The Athens urban development plan is a new experience offering citizens and tourists alternative ways of transportation in the capital, Athens mayor Costas Bakoyannis said on Sunday in a statement to the Athens-Macedonian News Agency (ANA).
The new urban plan marks the implementation of the changes that the city and its people need for a better quality of life, Bakoyannis underlined. "The centre of Athens is no longer a transit point and is becoming a destination.
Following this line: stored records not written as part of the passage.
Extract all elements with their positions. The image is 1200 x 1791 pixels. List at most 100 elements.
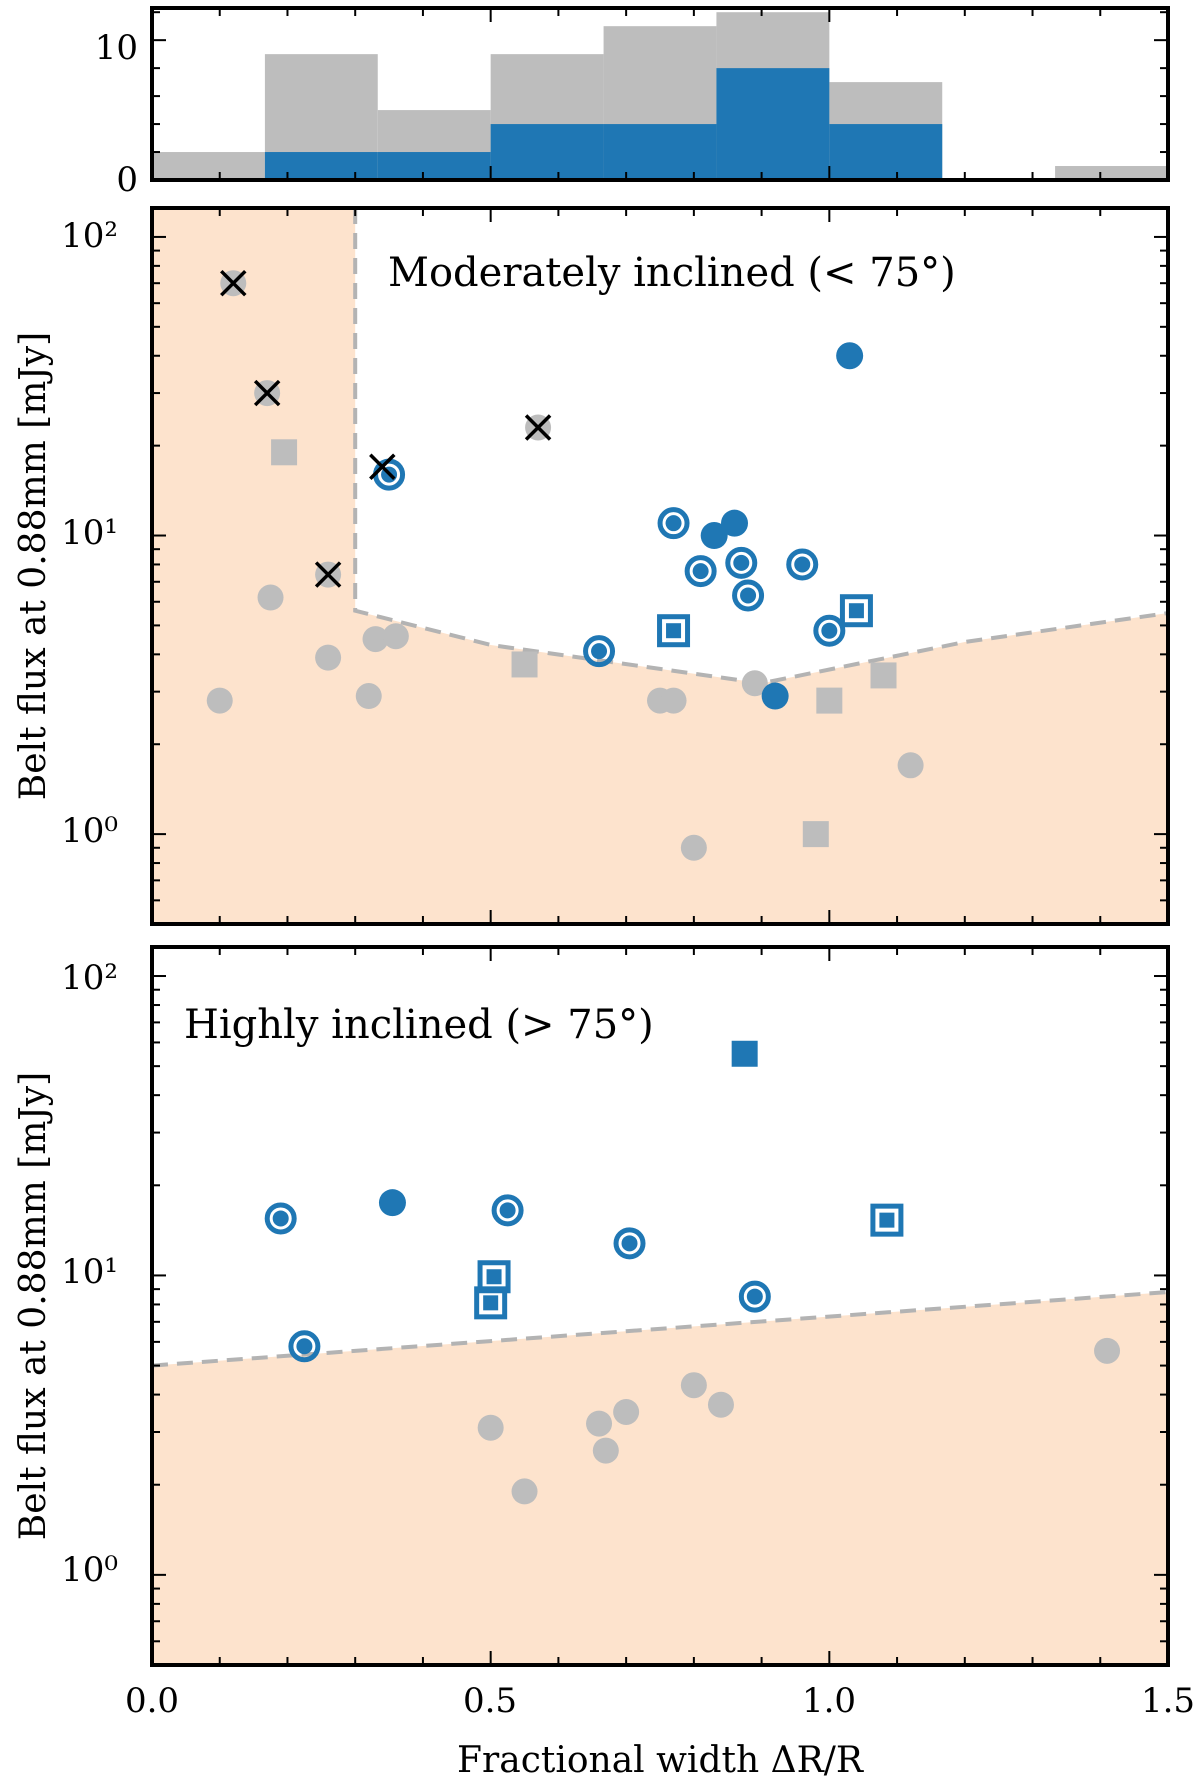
mid-point-blue-filled-20 (700, 522, 728, 550)
mid-undetectable-region (152, 208, 1168, 924)
bot-scatter-points (264, 1040, 1121, 1505)
bot-point-blue-ring-13-dot (621, 1235, 638, 1252)
mid-point-blue-ring-29-dot (740, 587, 757, 604)
bot-point-blue-ring-12-dot (499, 1202, 516, 1219)
histogram-panel: 10 0 (95, 6, 1170, 200)
mid-point-gray-circle-11 (660, 687, 687, 714)
mid-point-gray-circle-4 (257, 584, 284, 611)
mid-point-gray-circle-13 (741, 670, 768, 697)
mid-point-cross-35 (253, 379, 281, 407)
bot-point-blue-square-ring-17-core (879, 1212, 895, 1228)
mid-point-blue-ring-26-dot (665, 515, 682, 532)
histogram-bar-detected-3 (490, 124, 604, 180)
bot-point-blue-ring-14-ring (738, 1280, 771, 1313)
mid-point-gray-circle-12 (680, 834, 707, 861)
mid-point-blue-ring-27 (684, 555, 717, 588)
mid-ytick-label-1: 10⁰ (61, 811, 118, 851)
mid-point-cross-35-b (253, 379, 281, 407)
bot-point-gray-circle-1 (511, 1478, 538, 1505)
xlabel: Fractional width ΔR/R (457, 1740, 864, 1781)
bot-point-blue-square-ring-16 (474, 1286, 508, 1320)
bot-point-blue-square-ring-16-core (483, 1295, 499, 1311)
xtick-label-0-5: 0.5 (463, 1681, 517, 1721)
mid-point-blue-ring-30 (786, 548, 819, 581)
bot-point-blue-square-ring-17-frame (870, 1203, 904, 1237)
bot-ytick-label-100: 10² (61, 958, 118, 998)
histogram-bar-detected-1 (264, 152, 378, 180)
mid-point-blue-ring-31-dot (821, 622, 838, 639)
bot-point-blue-filled-8 (378, 1189, 406, 1217)
mid-point-cross-36-b (314, 561, 342, 588)
mid-point-gray-square-16 (511, 651, 538, 678)
xtick-label-1-0: 1.0 (802, 1681, 856, 1721)
bot-point-blue-ring-10 (264, 1202, 297, 1235)
mid-threshold-line (353, 208, 1168, 686)
bot-point-gray-circle-2 (586, 1410, 613, 1437)
bot-point-blue-ring-14-dot (746, 1288, 763, 1305)
mid-scatter-points (206, 269, 924, 861)
mid-point-gray-circle-6 (315, 644, 342, 671)
bot-point-blue-ring-14 (738, 1280, 771, 1313)
mid-point-blue-filled-23 (836, 342, 864, 370)
mid-point-cross-34-b (220, 269, 247, 297)
mid-point-blue-square-ring-33 (839, 594, 873, 628)
mid-point-blue-square-ring-32-frame (657, 614, 691, 648)
moderately-inclined-panel: Moderately inclined (< 75°) 10² 10¹ 10⁰ … (13, 206, 1170, 926)
bot-point-gray-circle-7 (1094, 1337, 1121, 1364)
mid-point-cross-34 (220, 269, 247, 297)
mid-ylabel: Belt flux at 0.88mm [mJy] (13, 332, 54, 800)
mid-point-gray-circle-14 (897, 752, 924, 779)
mid-point-blue-square-ring-33-frame (839, 594, 873, 628)
mid-point-blue-ring-30-ring (786, 548, 819, 581)
bot-undetectable-region (152, 1292, 1168, 1665)
mid-point-blue-ring-25-dot (591, 643, 608, 660)
xtick-label-0: 0.0 (125, 1681, 179, 1721)
mid-point-blue-ring-29 (732, 579, 765, 612)
mid-point-gray-circle-5 (206, 687, 233, 714)
bot-point-blue-square-9 (731, 1040, 758, 1067)
histogram-frame (150, 6, 1170, 182)
bot-point-blue-square-ring-17 (870, 1203, 904, 1237)
bot-point-blue-ring-13 (613, 1227, 646, 1260)
bot-panel-title: Highly inclined (> 75°) (184, 1002, 654, 1048)
xtick-label-1-5: 1.5 (1141, 1681, 1195, 1721)
bot-point-blue-square-ring-16-frame (474, 1286, 508, 1320)
histogram-bar-all-8 (1055, 166, 1168, 180)
bot-point-gray-circle-6 (707, 1391, 734, 1418)
mid-point-blue-ring-25 (583, 635, 616, 668)
mid-point-blue-ring-26-ring (657, 507, 690, 540)
bot-point-blue-ring-10-ring (264, 1202, 297, 1235)
bot-threshold-line (152, 1290, 1168, 1368)
histogram-bar-detected-5 (716, 68, 830, 180)
bot-ytick-label-10: 10¹ (61, 1252, 118, 1292)
mid-point-gray-square-19 (870, 662, 897, 689)
mid-point-blue-ring-28-dot (733, 554, 750, 571)
bot-point-blue-ring-12 (491, 1194, 524, 1227)
mid-ytick-label-10: 10¹ (61, 513, 118, 553)
mid-point-blue-ring-31-ring (813, 614, 846, 647)
mid-point-cross-37 (369, 453, 396, 480)
bot-point-blue-square-ring-15-core (486, 1269, 502, 1285)
mid-panel-title: Moderately inclined (< 75°) (388, 250, 956, 296)
histogram-bar-all-0 (152, 152, 265, 180)
hist-ytick-label-10: 10 (95, 28, 138, 68)
mid-point-blue-ring-25-ring (583, 635, 616, 668)
histogram-bar-detected-4 (603, 124, 717, 180)
hist-ytick-label-0: 0 (116, 160, 138, 200)
mid-point-gray-square-15 (271, 439, 298, 466)
histogram-bar-detected-2 (377, 152, 491, 180)
mid-point-blue-ring-27-ring (684, 555, 717, 588)
histogram-bars (152, 12, 1168, 180)
mid-point-gray-circle-7 (355, 683, 382, 710)
bot-ylabel: Belt flux at 0.88mm [mJy] (13, 1072, 54, 1540)
mid-point-cross-38 (524, 414, 552, 441)
mid-point-cross-36 (314, 561, 342, 588)
bot-point-blue-ring-12-ring (491, 1194, 524, 1227)
mid-point-blue-ring-29-ring (732, 579, 765, 612)
bot-point-gray-circle-4 (613, 1398, 640, 1425)
mid-point-cross-37-b (369, 453, 396, 480)
mid-point-blue-ring-28-ring (725, 546, 758, 579)
bot-point-blue-ring-11-ring (288, 1330, 321, 1363)
bot-point-blue-ring-10-dot (272, 1210, 289, 1227)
It expands and unites places, routes, and all of us who, due to the pandemic, realized the value of public space and the meaning of unimpeded movement," he added.
The equation that experts were called upon to solve was how and how much public space can be recovered from cars to be returned to pedestrians, cyclists and public transport.
On his part, George Yannis, Professor in Traffic Safety and Management at the Department of Transportation Planning and Engineering of the School of Civil Engineering at the National Technical University of Athens (NTUA) and head of the team that carried out the study, said that the centre of Athens should have been car-free many years ago.
He underlined that the aim of the plan was the urban upgrade of the city centre taking into account the transport factor.
The plan provides for a 6.8 klm-long pedestrian walk that also includes the Athens historical centre while 50,000 sq.m. free public space will be made accessible to citizens and visitors upon completion of the project as well as a new bike lane on Panepistimiou Street.